Unpacking the Fed’s Rate Cut: Opportunities and Risks for Your Portfolio

Aaron Weston discusses the Fed’s rate cut and the opportunities and risks created for portfolios.

Unpacking the Fed’s Rate Cut Transcript

Aaron:

Hey, all, and welcome to this edition of Technical Tuesdays. I’m Aaron Weston. Today we’re going to be discussing the most recent news out of the FOMC meeting that just recently occurred. Well, for the first time since 2020, we actually saw a rate cut. Now, this was actually a little bit more significant cut than might’ve been anticipated. It had been going back and forth between a 25 basis point rate cut and a 50 basis point rate cut.

Chairman Powell:

Today, the Federal Open Market Committee decided to reduce the degree of policy restraint by lowering our policy interest rate by a half percentage point.

Aaron:

What the Fed decided on was actually a 50 basis point rate cut, or half a percentage point. Now, this might not be the first rate cut that we see. If you could look at the next chart here, the Fed dot-plot chart, you can see that there are still more rate cuts to come.

And what are some of the factors that the Fed are looking at to make these decisions? One of the main factors is CPI, Consumer Price Index, or inflation. Their target has remained 2%. There’s been discussion of should they bump that up just because of is this a new normal, higher inflation. We’ve been at such low rates for so long, low inflation for so long, is there going to be a new normal? They’re still sticking with 2% currently. Another factor that they’re looking at is unemployment. Now, unemployment has ticked up in recent months; it’s up to 4.2% which is above where it was earlier this year at 3.7%.

Now, this might seem a little counterintuitive, but that’s actually a good thing that the unemployment rate has ticked up just a little bit. The reason that’s a good thing is the reason that the Fed started raising rates was to try to cool the economy. We saw inflation peak in the 9% range and has obviously, like I said, come down from that. That’s what the Fed is trying to do with raising interest rates, start to cool the economy, bring inflation down, bring costs down. We all know how high costs have been of late.

In this next chart, what you’ll see is that the Fed, unfortunately in recent times, the times that they’ve had to cut rates has been due to crises. In this chart, you can see the cuts were from the dot-com bubble, from the 08/09 financial crisis, and then from COVID. Again, these were significant, unprecedented – we’ve heard that word so many times – but unprecedented cuts that they had to make and moves that they had to make because they were unprecedented times.

Now, it’s not all bad news there. Currently, we’re not trying to save a dying patient. Also, if you think of COVID, while that year, 2020 and even beyond, never really felt normal, never really felt pleasant, well, the stock market actually rallied and ended up positive in the year 2020. This next table actually shows you, speaking of not all bad news, that when the Fed stops raising rates or starts cutting rates, that the next six months have actually been pretty robust in terms of stock market returns. There’s a common thought when it comes to how much cash is on the sideline and what the Fed is doing with lowering rates, and that common thought is when all this money is sitting on the sidelines – which according to CNBC earlier this year, Americans had over $6 trillion in cash on the sidelines – so, that common thought is when rates start to come down, you’re not getting as much return on your cash, you look for returns elsewhere, and those returns are fleeing from security of fixed income instruments and cash and turn into more risky instruments such as stocks. Now, in 94/95, I don’t have a chart for this, but when the Fed started to cut rates then, we did see a pretty robust return in equities in the next few years.
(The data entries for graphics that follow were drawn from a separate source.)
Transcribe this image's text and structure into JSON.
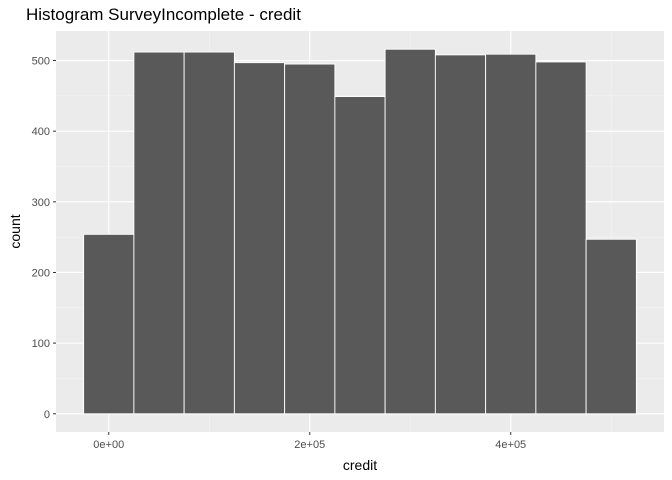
{
  "chart_data": {
    "type": "bar",
    "title": "Histogram SurveyIncomplete - credit",
    "xlabel": "credit",
    "ylabel": "count",
    "bins": [
      {
        "x0": -25000,
        "x1": 25000,
        "count": 254
      },
      {
        "x0": 25000,
        "x1": 75000,
        "count": 512
      },
      {
        "x0": 75000,
        "x1": 125000,
        "count": 512
      },
      {
        "x0": 125000,
        "x1": 175000,
        "count": 497
      },
      {
        "x0": 175000,
        "x1": 225000,
        "count": 495
      },
      {
        "x0": 225000,
        "x1": 275000,
        "count": 449
      },
      {
        "x0": 275000,
        "x1": 325000,
        "count": 516
      },
      {
        "x0": 325000,
        "x1": 375000,
        "count": 508
      },
      {
        "x0": 375000,
        "x1": 425000,
        "count": 509
      },
      {
        "x0": 425000,
        "x1": 475000,
        "count": 498
      },
      {
        "x0": 475000,
        "x1": 525000,
        "count": 247
      }
    ],
    "xlim": [
      -52500,
      552500
    ],
    "ylim": [
      -25.8,
      541.8
    ],
    "x_ticks": [
      {
        "value": 0,
        "label": "0e+00"
      },
      {
        "value": 200000,
        "label": "2e+05"
      },
      {
        "value": 400000,
        "label": "4e+05"
      }
    ],
    "y_ticks": [
      {
        "value": 0,
        "label": "0"
      },
      {
        "value": 100,
        "label": "100"
      },
      {
        "value": 200,
        "label": "200"
      },
      {
        "value": 300,
        "label": "300"
      },
      {
        "value": 400,
        "label": "400"
      },
      {
        "value": 500,
        "label": "500"
      }
    ],
    "grid": true,
    "colors": {
      "panel_background": "#ebebeb",
      "grid_major": "#ffffff",
      "grid_minor": "#f5f5f5",
      "bar_fill": "#595959",
      "bar_outline": "#ffffff"
    }
  }
}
The last thing that I’m going to mention about the Fed today is – we’ve heard this phrase – I’m sure everyone’s heard it before, but they’re trying to achieve a soft landing. Now, all right, what does that mean? Well, it means that they’re trying to, again, achieve neutral. They’re not trying to stimulate the economy. They’re not trying to cool the economy, so try to find a neutral place where they don’t have to move one way or the other. The economy is strong and humming along at a great pace. CPI is at a great place. Unemployment is at a great place. Even GDP might be a factor that they’re looking at.
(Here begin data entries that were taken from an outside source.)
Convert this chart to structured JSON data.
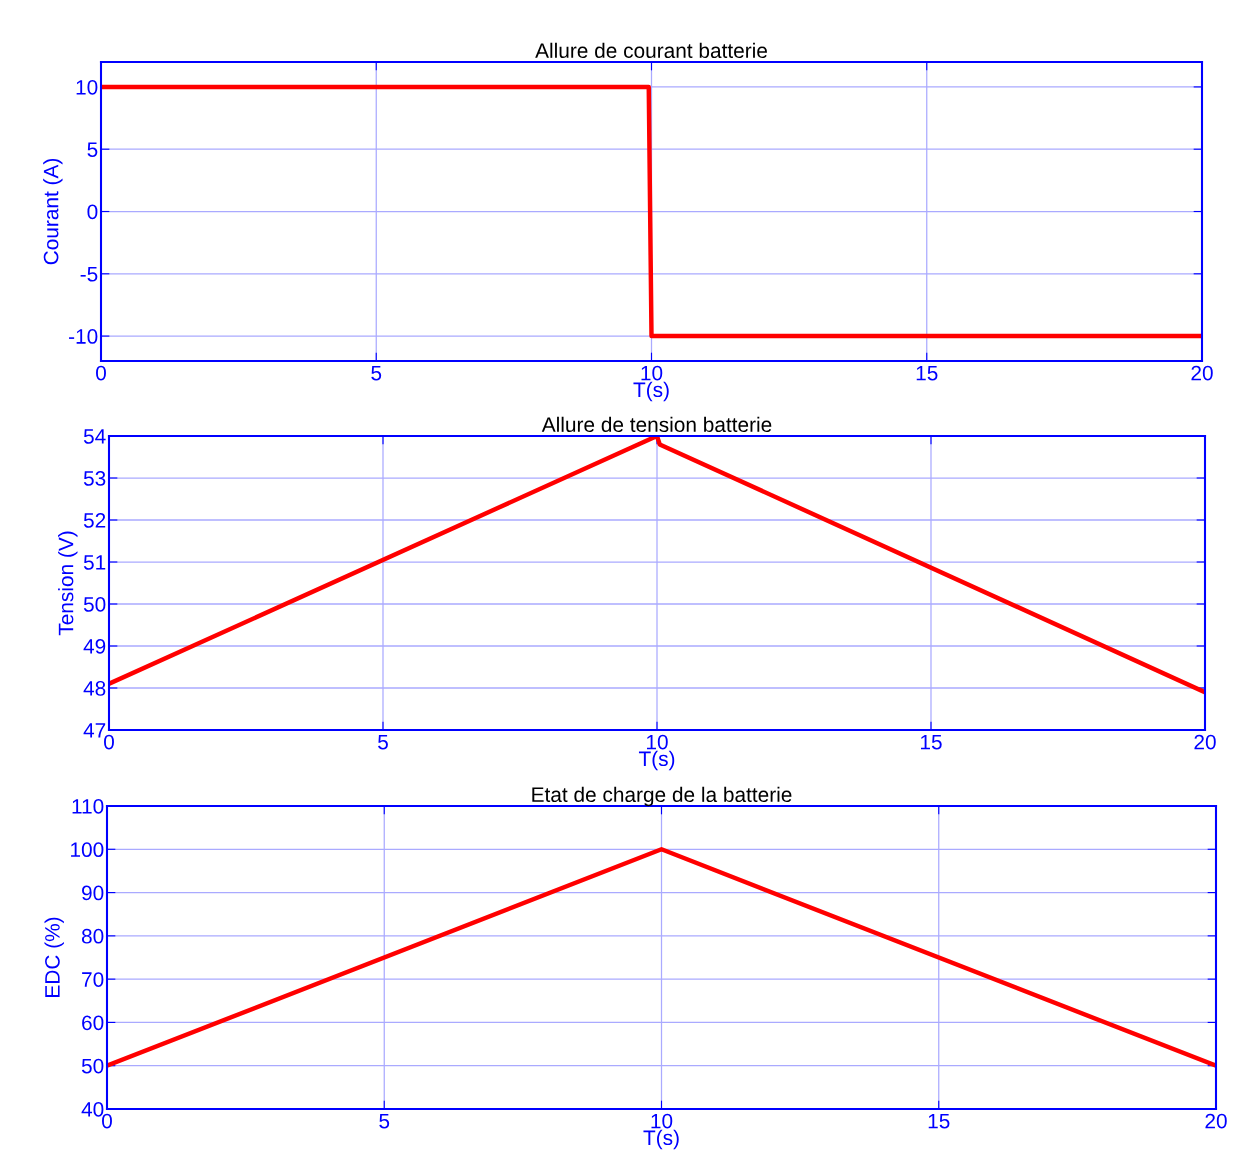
{
  "chart_data": [
    {
      "type": "line",
      "title": "Allure de courant batterie",
      "xlabel": "T(s)",
      "ylabel": "Courant (A)",
      "xlim": [
        0,
        20
      ],
      "xticks": [
        0,
        5,
        10,
        15,
        20
      ],
      "ylim": [
        -12,
        12
      ],
      "yticks": [
        -10,
        -5,
        0,
        5,
        10
      ],
      "grid": true,
      "line_style": "solid",
      "marker": "none",
      "series": [
        {
          "color": "#ff0000",
          "x": [
            0,
            9.95,
            10,
            20
          ],
          "values": [
            10,
            10,
            -10,
            -10
          ]
        }
      ]
    },
    {
      "type": "line",
      "title": "Allure de tension batterie",
      "xlabel": "T(s)",
      "ylabel": "Tension (V)",
      "xlim": [
        0,
        20
      ],
      "xticks": [
        0,
        5,
        10,
        15,
        20
      ],
      "ylim": [
        47,
        54
      ],
      "yticks": [
        47,
        48,
        49,
        50,
        51,
        52,
        53,
        54
      ],
      "grid": true,
      "line_style": "solid",
      "marker": "none",
      "series": [
        {
          "color": "#ff0000",
          "x": [
            0,
            10,
            10.05,
            20
          ],
          "values": [
            48.1,
            54.0,
            53.8,
            47.9
          ]
        }
      ]
    },
    {
      "type": "line",
      "title": "Etat de charge de la batterie",
      "xlabel": "T(s)",
      "ylabel": "EDC (%)",
      "xlim": [
        0,
        20
      ],
      "xticks": [
        0,
        5,
        10,
        15,
        20
      ],
      "ylim": [
        40,
        110
      ],
      "yticks": [
        40,
        50,
        60,
        70,
        80,
        90,
        100,
        110
      ],
      "grid": true,
      "line_style": "solid",
      "marker": "none",
      "series": [
        {
          "color": "#ff0000",
          "x": [
            0,
            10,
            20
          ],
          "values": [
            50,
            100,
            50
          ]
        }
      ]
    }
  ]
}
So do you need to freak out? Do you need to make any drastic changes right now? Of course not, but that’s why we’re here. We’re here to have these professional conversations with you, learn, and continue to learn and discuss your long-term goals, your intermediate-term goals, and even your short-term goals, just to make sure that we’re putting all the information in front of you to help you make the right decision. Think of us again as your financial quarterback here to help you along the way, help you make the right decisions, put you in the right place to help you achieve your long-term, short-term, and intermediate-term goals.